I have installed k8 Ray cluster using Ray up.
In one of my experiments a head node failed due to out of memory. It looks like nothing is watching this node, because, it keeps sitting in this state forever. Should autoscaler watch this node as well?
Also Ray down, fails to clean up any pod not in ready state. This pods have to be deleted manually.
Are those bugs?
Also, ray down does not remove the service associated with head pod. Also Ray up sometimes does create this service, but sometimes it does not.
eoakes
March 26, 2021, 5:54pm
3
@Dmitri could you clarify the behavior here please?
Dmitri
March 26, 2021, 6:27pm
4
Currently, Ray down does not delete the service and Ray up creates the service if it’s not already present.
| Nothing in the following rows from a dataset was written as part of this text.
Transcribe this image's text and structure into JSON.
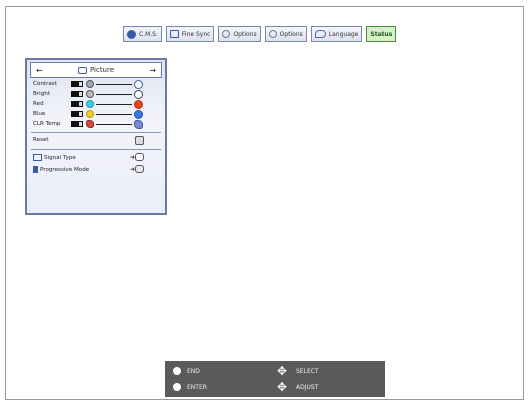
{
  "tabs": [
    {
      "label": "C.M.S.",
      "icon": "color-circle-icon"
    },
    {
      "label": "Fine Sync",
      "icon": "monitor-icon"
    },
    {
      "label": "Options",
      "icon": "options-ring-icon"
    },
    {
      "label": "Options",
      "icon": "options-ring-icon"
    },
    {
      "label": "Language",
      "icon": "speech-bubble-icon"
    },
    {
      "label": "Status",
      "icon": ""
    }
  ],
  "panel": {
    "title": "Picture",
    "prev_arrow": "←",
    "next_arrow": "→",
    "rows": [
      {
        "label": "Contrast"
      },
      {
        "label": "Bright"
      },
      {
        "label": "Red"
      },
      {
        "label": "Blue"
      },
      {
        "label": "CLR Temp"
      }
    ],
    "reset_label": "Reset",
    "signal_type_label": "Signal Type",
    "progressive_label": "Progressive Mode"
  },
  "guide": {
    "end": "END",
    "enter": "ENTER",
    "select": "SELECT",
    "adjust": "ADJUST"
  },
  "colors": {
    "accent": "#3a5aa8",
    "active_tab": "#d8f0c8",
    "guide_bg": "#5a5a5a"
  }
}
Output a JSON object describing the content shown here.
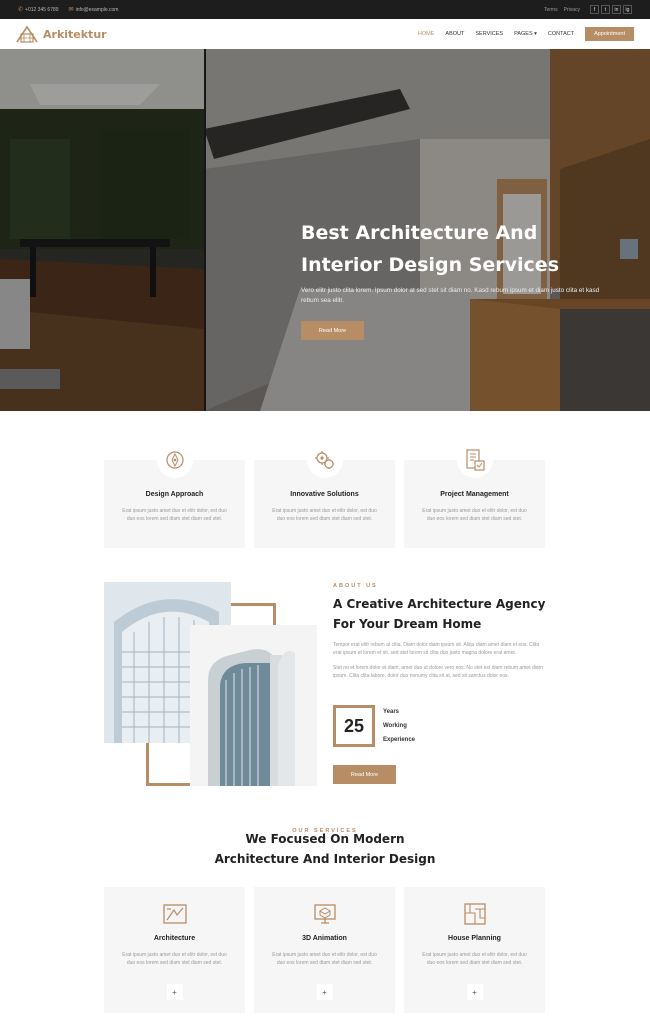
{
  "topbar": {
    "phone": "+012 345 6789",
    "email": "info@example.com",
    "links": [
      "Terms",
      "Privacy"
    ],
    "social": [
      "f",
      "t",
      "in",
      "ig"
    ]
  },
  "nav": {
    "brand": "Arkitektur",
    "items": [
      "HOME",
      "ABOUT",
      "SERVICES",
      "PAGES",
      "CONTACT"
    ],
    "active": "HOME",
    "appointment": "Appointment"
  },
  "hero": {
    "title": "Best Architecture And Interior Design Services",
    "text": "Vero elitr justo clita lorem. Ipsum dolor at sed stet sit diam no. Kasd rebum ipsum et diam justo clita et kasd rebum sea elitr.",
    "button": "Read More"
  },
  "features": [
    {
      "title": "Design Approach",
      "text": "Erat ipsum justo amet duo et elitr dolor, est duo duo eos lorem sed diam stet diam sed stet.",
      "icon": "design-approach-icon"
    },
    {
      "title": "Innovative Solutions",
      "text": "Erat ipsum justo amet duo et elitr dolor, est duo duo eos lorem sed diam stet diam sed stet.",
      "icon": "gears-icon"
    },
    {
      "title": "Project Management",
      "text": "Erat ipsum justo amet duo et elitr dolor, est duo duo eos lorem sed diam stet diam sed stet.",
      "icon": "project-management-icon"
    }
  ],
  "about": {
    "kicker": "ABOUT US",
    "title": "A Creative Architecture Agency For Your Dream Home",
    "para1": "Tempor erat elitr rebum at clita. Diam dolor diam ipsum sit. Aliqu diam amet diam et eos. Clita erat ipsum et lorem et sit, sed stet lorem sit clita duo justo magna dolore erat amet.",
    "para2": "Stet no et lorem dolor et diam, amet duo ut dolore vero eos. No stet est diam rebum amet diam ipsum. Clita clita labore, dolor duo nonumy clita sit at, sed sit sanctus dolor eos.",
    "years": "25",
    "years_label": [
      "Years",
      "Working",
      "Experience"
    ],
    "button": "Read More"
  },
  "services": {
    "kicker": "OUR SERVICES",
    "title_line1": "We Focused On Modern",
    "title_line2": "Architecture And Interior Design",
    "items": [
      {
        "title": "Architecture",
        "text": "Erat ipsum justo amet duo et elitr dolor, est duo duo eos lorem sed diam stet diam sed stet.",
        "icon": "architecture-icon",
        "plus": "+"
      },
      {
        "title": "3D Animation",
        "text": "Erat ipsum justo amet duo et elitr dolor, est duo duo eos lorem sed diam stet diam sed stet.",
        "icon": "3d-animation-icon",
        "plus": "+"
      },
      {
        "title": "House Planning",
        "text": "Erat ipsum justo amet duo et elitr dolor, est duo duo eos lorem sed diam stet diam sed stet.",
        "icon": "house-planning-icon",
        "plus": "+"
      }
    ]
  },
  "colors": {
    "accent": "#b78d65",
    "dark": "#1d1d1d",
    "card": "#f6f6f6"
  }
}
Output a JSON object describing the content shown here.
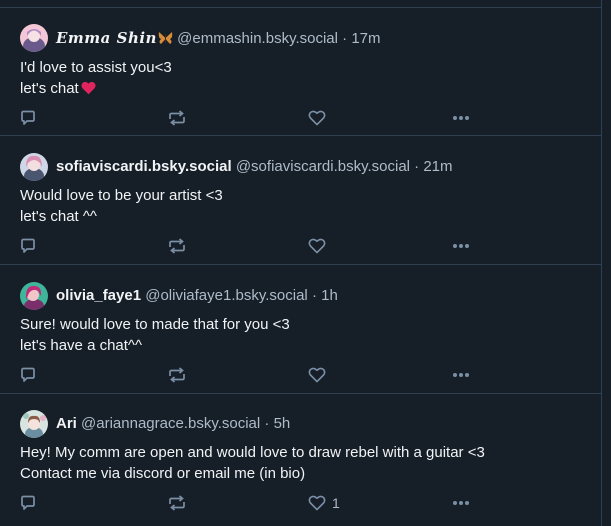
{
  "posts": [
    {
      "display_name": "𝑬𝒎𝒎𝒂 𝑺𝒉𝒊𝒏",
      "handle": "@emmashin.bsky.social",
      "separator": "·",
      "time": "17m",
      "lines": [
        "I'd love to assist you<3",
        "let's chat"
      ],
      "like_count": ""
    },
    {
      "display_name": "sofiaviscardi.bsky.social",
      "handle": "@sofiaviscardi.bsky.social",
      "separator": "·",
      "time": "21m",
      "lines": [
        "Would love to be your artist <3",
        "let's chat ^^"
      ],
      "like_count": ""
    },
    {
      "display_name": "olivia_faye1",
      "handle": "@oliviafaye1.bsky.social",
      "separator": "·",
      "time": "1h",
      "lines": [
        "Sure! would love to made that for you <3",
        "let's have a chat^^"
      ],
      "like_count": ""
    },
    {
      "display_name": "Ari",
      "handle": "@ariannagrace.bsky.social",
      "separator": "·",
      "time": "5h",
      "lines": [
        "Hey! My comm are open and would love to draw rebel with a guitar <3",
        "Contact me via discord or email me (in bio)"
      ],
      "like_count": "1"
    }
  ],
  "colors": {
    "background": "#161e27",
    "border": "#2e4052",
    "text": "#f1f3f5",
    "muted": "#aebbc9",
    "icon": "#7b8fa6",
    "heart_emoji": "#e0245e"
  },
  "icons": {
    "reply": "speech-bubble-icon",
    "repost": "repost-arrows-icon",
    "like": "heart-outline-icon",
    "more": "ellipsis-icon"
  }
}
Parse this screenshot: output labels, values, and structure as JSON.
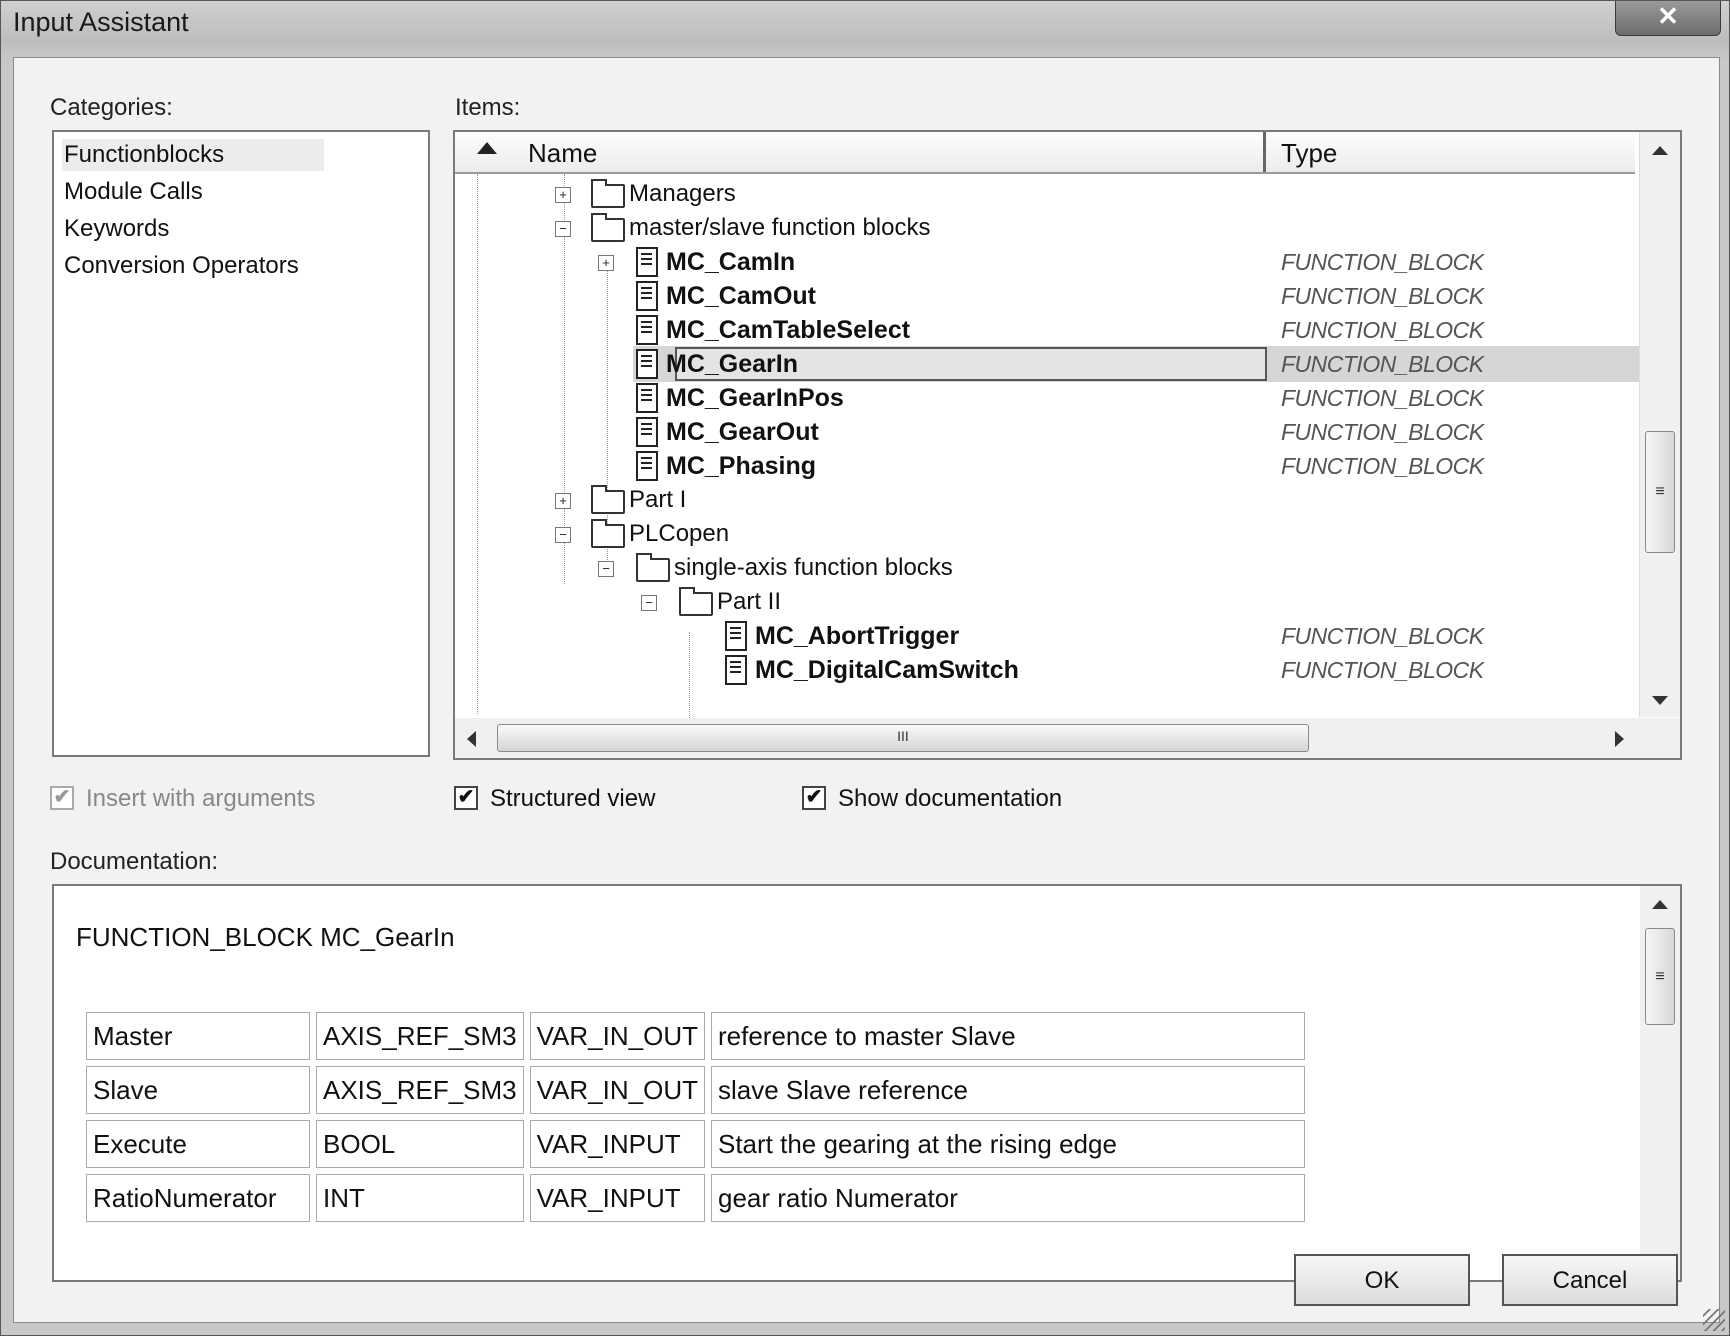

There’s an issue open to change this behavior so that Ray down deletes the service
opened 04:48AM - 16 Mar 21 UTC
closed 08:00PM - 19 Nov 22 UTC
bug
P2
k8s
When creating a cluster on Kubernetes, Ray will allocate a service routing traff… ic to the head node when the user adds this to their cluster config:
```
services:
- apiVersion: v1
kind: Service
metadata:
name: local-cluster-ray-head
spec:
selector:
component: local-cluster-ray-head
ports:
- name: client
protocol: TCP
port: 10001
targetPort: 10001
- name: dashboard
protocol: TCP
port: 8265
targetPort: 8265
```
However, when calling `ray down cluster.yaml`, this service (unlike the pods) will not be removed. The expected behavior is that all resources created by `ray up` should be properly cleaned up after calling `ray down`.
cc @richardliaw
Dmitri
March 26, 2021, 6:35pm
5
This so
blublinsky:
I have installed k8 Ray cluster using Ray up.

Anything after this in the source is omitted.